The government has also produced Spanish intelligence reports that link Sancho to ETA from as early as 1991.


Sancho claims the process against him has been unfair.


"It's not really been the best experience of my life,'' he said in accented English. "I don't think it's been a very good treatment.''


Sancho has acknowledged using at least two different names since he arrived in Canada.

He also told an earlier deportation hearing that he initially roomed with Victor Tejedor Bilbao, who is also accused of ties with ETA.


"I was scarred they were going to send me back to Spain and arrest me there and torture me,'' he said Monday, explaining his decision to resort to an alias.


After several years of relative calm, ETA declared a formal end to its cease-fire in June 2007, around the time Sancho was arrested.


Since then, ETA has carried out more than a dozen bombings and assassinated two undercover Spanish police officers.


The group claimed responsibility for a blast last Friday outside of a police station in Spain's northern Rioja region which left one person slightly injured.


Sancho deportation hearing resumes on Wednesday.

What sort of torture is he talking about again?
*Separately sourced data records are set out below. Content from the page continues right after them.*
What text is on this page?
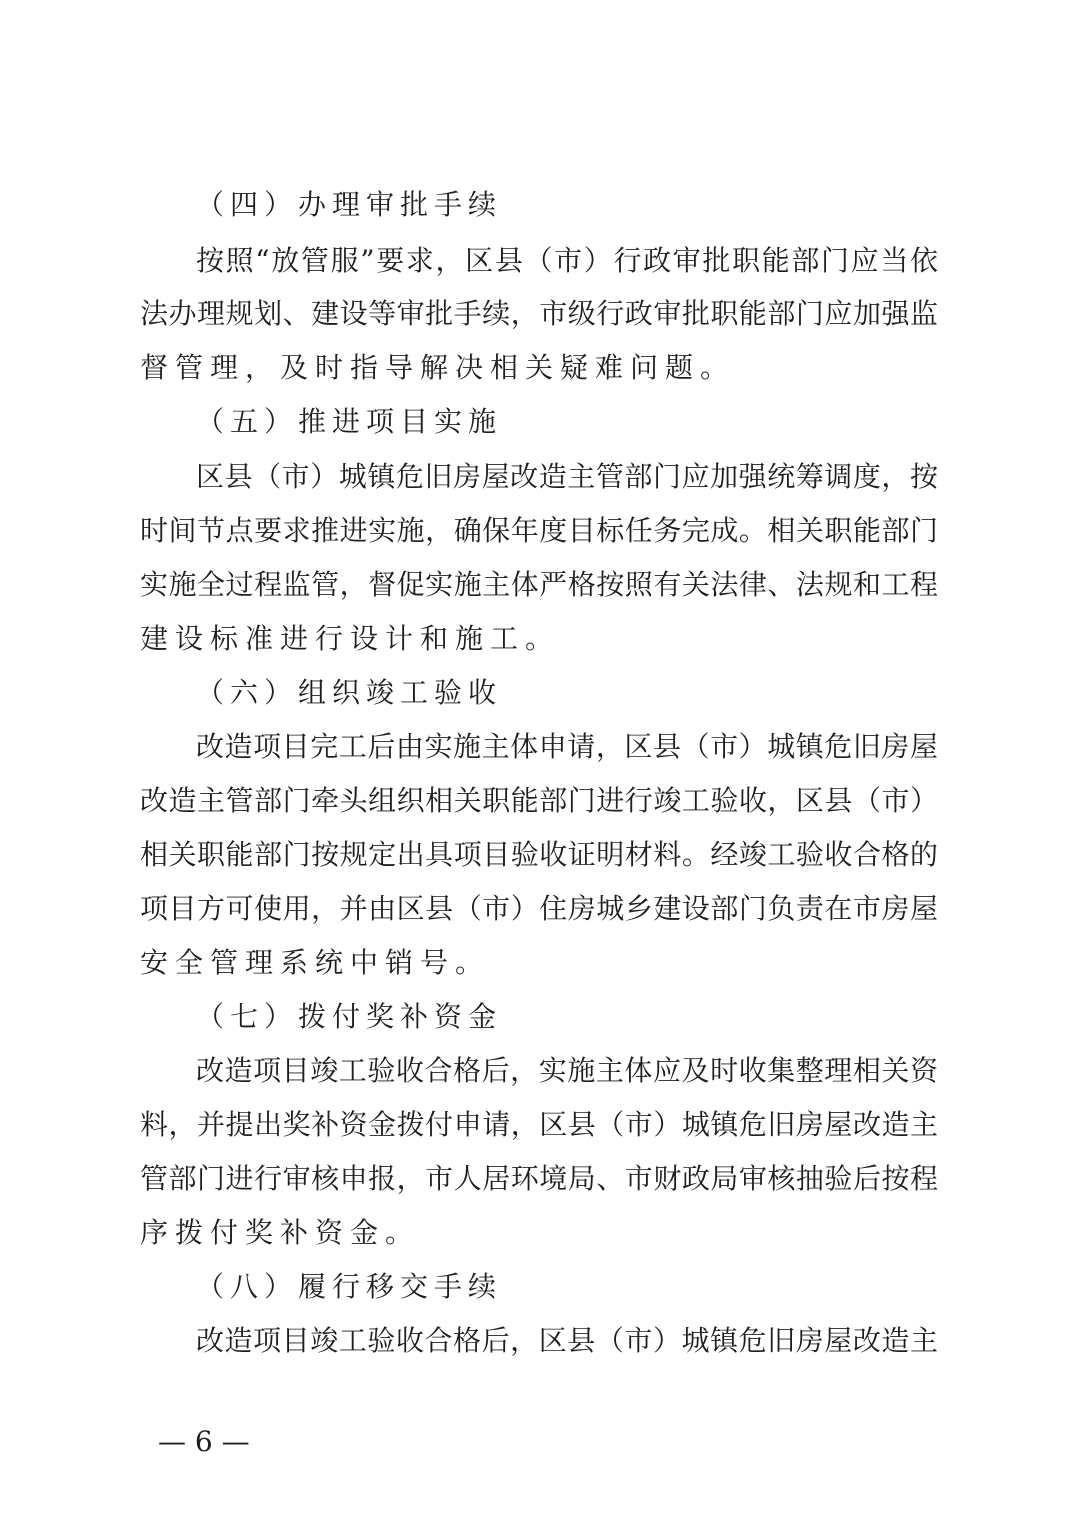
（四）办理审批手续
按照“放管服”要求，区县（市）行政审批职能部门应当依
法办理规划、建设等审批手续，市级行政审批职能部门应加强监
督管理，及时指导解决相关疑难问题。
（五）推进项目实施
区县（市）城镇危旧房屋改造主管部门应加强统筹调度，按
时间节点要求推进实施，确保年度目标任务完成。相关职能部门
实施全过程监管，督促实施主体严格按照有关法律、法规和工程
建设标准进行设计和施工。
（六）组织竣工验收
改造项目完工后由实施主体申请，区县（市）城镇危旧房屋
改造主管部门牵头组织相关职能部门进行竣工验收，区县（市）
相关职能部门按规定出具项目验收证明材料。经竣工验收合格的
项目方可使用，并由区县（市）住房城乡建设部门负责在市房屋
安全管理系统中销号。
（七）拨付奖补资金
改造项目竣工验收合格后，实施主体应及时收集整理相关资
料，并提出奖补资金拨付申请，区县（市）城镇危旧房屋改造主
管部门进行审核申报，市人居环境局、市财政局审核抽验后按程
序拨付奖补资金。
（八）履行移交手续
改造项目竣工验收合格后，区县（市）城镇危旧房屋改造主
— 6 —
His group apparently set off bombs at police stations, killed a few police officers in Spain..... I'm pretty sure a couple of cops might have gave him a little beating out of emotional reaction and all that crap, but I wouldn't call a punch or two torture.

Then again, we're never told exactly what happen, except what a suspected terrorist tells us against a mountain of credible evidence which clearly didn't require torture to get (Fingerprints, recorded documents of his involvement in the group)

I mean seriously, the report starts with claims of a suspect being roughed up. That alone hasn't even been proven to be true, so how can one jump on the premis that the information gained during this incident isn't valid, considdering there is no actual investigation towards this so-called torture, let alone details of the torture itself.

Sounds like a ploy to use a sympathy card in order to avoid being sent back to Spain. Kinda like Brian's buddy who's been doing very well with avoiding going to Germany.